Sample size effect on model accuracy estimator
train_sample_size.RdSplits dataset into train/test set and runs multiple calibrations using increasing number of observartions from training data.
Model accuracy is calculated for each created model using the hold-out test set.
Can be used to assess effect of sample size on model performance.
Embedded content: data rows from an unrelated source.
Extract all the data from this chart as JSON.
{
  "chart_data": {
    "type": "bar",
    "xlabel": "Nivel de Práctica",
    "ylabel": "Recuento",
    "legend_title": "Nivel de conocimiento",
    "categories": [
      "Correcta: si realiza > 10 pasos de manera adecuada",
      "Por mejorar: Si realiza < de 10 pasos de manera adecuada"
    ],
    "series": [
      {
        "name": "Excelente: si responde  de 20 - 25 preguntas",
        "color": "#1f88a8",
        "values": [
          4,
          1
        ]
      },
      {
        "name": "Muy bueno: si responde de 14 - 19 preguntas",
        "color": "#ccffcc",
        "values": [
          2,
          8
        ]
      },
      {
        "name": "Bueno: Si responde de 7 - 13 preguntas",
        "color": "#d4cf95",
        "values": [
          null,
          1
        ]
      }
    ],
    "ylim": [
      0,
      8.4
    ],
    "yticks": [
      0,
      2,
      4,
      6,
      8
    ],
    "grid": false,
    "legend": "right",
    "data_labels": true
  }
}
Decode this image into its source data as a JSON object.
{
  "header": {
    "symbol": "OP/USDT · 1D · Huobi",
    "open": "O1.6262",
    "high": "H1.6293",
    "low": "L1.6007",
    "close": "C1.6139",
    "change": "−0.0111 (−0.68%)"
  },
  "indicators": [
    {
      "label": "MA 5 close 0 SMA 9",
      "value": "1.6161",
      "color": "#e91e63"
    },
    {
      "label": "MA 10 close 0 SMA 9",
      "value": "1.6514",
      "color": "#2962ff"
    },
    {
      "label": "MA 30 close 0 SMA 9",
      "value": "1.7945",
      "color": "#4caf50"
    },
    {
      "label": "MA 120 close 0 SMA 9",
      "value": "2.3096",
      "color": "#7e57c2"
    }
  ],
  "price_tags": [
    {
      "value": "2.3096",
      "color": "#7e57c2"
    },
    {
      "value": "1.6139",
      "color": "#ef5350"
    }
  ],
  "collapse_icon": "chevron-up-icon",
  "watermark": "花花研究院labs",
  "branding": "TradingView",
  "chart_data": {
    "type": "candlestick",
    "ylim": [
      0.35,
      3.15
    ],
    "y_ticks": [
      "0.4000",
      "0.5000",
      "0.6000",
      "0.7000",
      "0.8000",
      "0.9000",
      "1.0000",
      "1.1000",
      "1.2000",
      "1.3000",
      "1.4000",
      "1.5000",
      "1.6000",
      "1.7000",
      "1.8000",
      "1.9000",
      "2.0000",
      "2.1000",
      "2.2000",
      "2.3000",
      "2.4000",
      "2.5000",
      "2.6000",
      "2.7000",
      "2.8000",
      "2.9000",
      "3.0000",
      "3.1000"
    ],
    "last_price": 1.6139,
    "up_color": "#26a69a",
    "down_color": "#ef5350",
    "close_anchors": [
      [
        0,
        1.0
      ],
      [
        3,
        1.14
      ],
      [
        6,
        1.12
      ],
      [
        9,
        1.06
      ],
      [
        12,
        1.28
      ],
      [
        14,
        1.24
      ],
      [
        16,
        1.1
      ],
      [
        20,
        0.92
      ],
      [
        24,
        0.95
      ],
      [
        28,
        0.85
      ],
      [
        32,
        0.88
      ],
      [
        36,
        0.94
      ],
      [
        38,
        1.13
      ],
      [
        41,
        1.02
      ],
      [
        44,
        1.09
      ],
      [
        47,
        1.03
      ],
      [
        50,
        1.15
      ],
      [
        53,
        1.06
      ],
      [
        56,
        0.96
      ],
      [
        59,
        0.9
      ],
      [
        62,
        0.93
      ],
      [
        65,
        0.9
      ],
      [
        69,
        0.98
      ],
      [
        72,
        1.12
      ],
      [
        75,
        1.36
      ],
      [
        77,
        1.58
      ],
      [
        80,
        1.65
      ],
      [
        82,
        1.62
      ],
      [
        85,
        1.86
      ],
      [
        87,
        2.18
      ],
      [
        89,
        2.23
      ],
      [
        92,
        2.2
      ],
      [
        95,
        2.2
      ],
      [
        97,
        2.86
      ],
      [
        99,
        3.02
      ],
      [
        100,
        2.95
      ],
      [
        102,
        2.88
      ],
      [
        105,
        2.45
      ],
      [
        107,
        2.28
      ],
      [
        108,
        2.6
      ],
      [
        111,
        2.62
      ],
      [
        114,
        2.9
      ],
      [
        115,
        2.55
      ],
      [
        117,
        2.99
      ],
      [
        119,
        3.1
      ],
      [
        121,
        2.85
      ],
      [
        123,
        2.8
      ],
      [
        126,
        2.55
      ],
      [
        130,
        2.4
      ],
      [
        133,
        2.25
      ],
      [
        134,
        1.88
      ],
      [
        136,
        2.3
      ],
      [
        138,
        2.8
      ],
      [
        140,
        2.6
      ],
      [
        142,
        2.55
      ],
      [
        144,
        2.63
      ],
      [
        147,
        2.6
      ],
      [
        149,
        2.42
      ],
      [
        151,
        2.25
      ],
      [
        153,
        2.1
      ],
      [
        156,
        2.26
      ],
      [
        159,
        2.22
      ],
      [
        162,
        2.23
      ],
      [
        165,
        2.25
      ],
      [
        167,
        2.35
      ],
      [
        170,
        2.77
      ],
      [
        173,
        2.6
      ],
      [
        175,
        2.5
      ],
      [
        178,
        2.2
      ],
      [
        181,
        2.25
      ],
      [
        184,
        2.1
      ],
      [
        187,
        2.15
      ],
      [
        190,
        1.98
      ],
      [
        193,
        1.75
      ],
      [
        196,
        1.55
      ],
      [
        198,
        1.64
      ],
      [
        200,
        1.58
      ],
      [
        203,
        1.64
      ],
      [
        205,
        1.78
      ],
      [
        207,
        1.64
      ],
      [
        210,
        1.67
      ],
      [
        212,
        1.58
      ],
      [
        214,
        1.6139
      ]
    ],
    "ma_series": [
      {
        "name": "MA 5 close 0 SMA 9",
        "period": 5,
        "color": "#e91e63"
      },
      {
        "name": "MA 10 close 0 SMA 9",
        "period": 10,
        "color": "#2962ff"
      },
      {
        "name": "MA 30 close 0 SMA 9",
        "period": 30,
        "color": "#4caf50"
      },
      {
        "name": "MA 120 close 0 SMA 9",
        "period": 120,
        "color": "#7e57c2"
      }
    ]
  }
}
Should support most (numeric) regression models implemented in caret (no guarantees though - not tested)
Usage
train_sample_size(
data,
Xr = "spc_sg_snv_rs4",
Yr = "TOC",
trans = none,
trans_rev = none,
train_ratio = 0.7,
kmeans_pc = 0.99,
min_samples = 30,
sample_step = 10,
method = "glm",
trControl = trainControl(method = "cv", number = 10),
tuneGrid = NULL,
save_all = F,
save_models = F,
output_folder = "models_folder",
return_all = T,
seed = 123,
...
)Arguments
- data
Dataset for model calibration. Can be tibble or dataframe. Must contain column Yr and column or nested tibble/data.frame/matrix Xr.
- train_ratio
0.7, train / test split. 0...1 - fraction of data used for training
- min_samples
lowest no of samples for training.
- sample_step
steps used to increment training sample size from min_samples to nrow(data)*train_ratio
- trControl
model fitting parameters handed to caret::train
- output_folder
folder path in which models will be saved if save = TRUE. If dir.exists(output_folder) = FALSE, folder will be created.
- ...
additional arguments passed to caret::train
- Xr="spc_sg_snv_rs4"
Predictor variable(s). Vector column or nested tibble/data.frame/matrix.Will be converted into nested matrix.
- Yr="TOC"
Target variable. Currently only single column supported.
- trans=none,
Transformation applied to Yr by match.fun(trans)(Yr). Set to none for no operation.
- trans_rev=none,
Reverse operation to trans. Appplied by match.fun(trans_rev)(Yr). Set to none for no operation.
- kmeans_pc=.99,
cumvar of kmeans pc decomposition. Ignored when Xr<3. (kmeans applied directly on Xr)
- method="glm"
model type (handed to caret::train). Make sure to install/load required packages. (not yet automated)
- tuneGrid=NULL
tuning parameter grid handed to caret::train
- save=F
should individual models be saved?
- return_all=T
return to console
- seed=123
seed for initial train / test split for reproduceability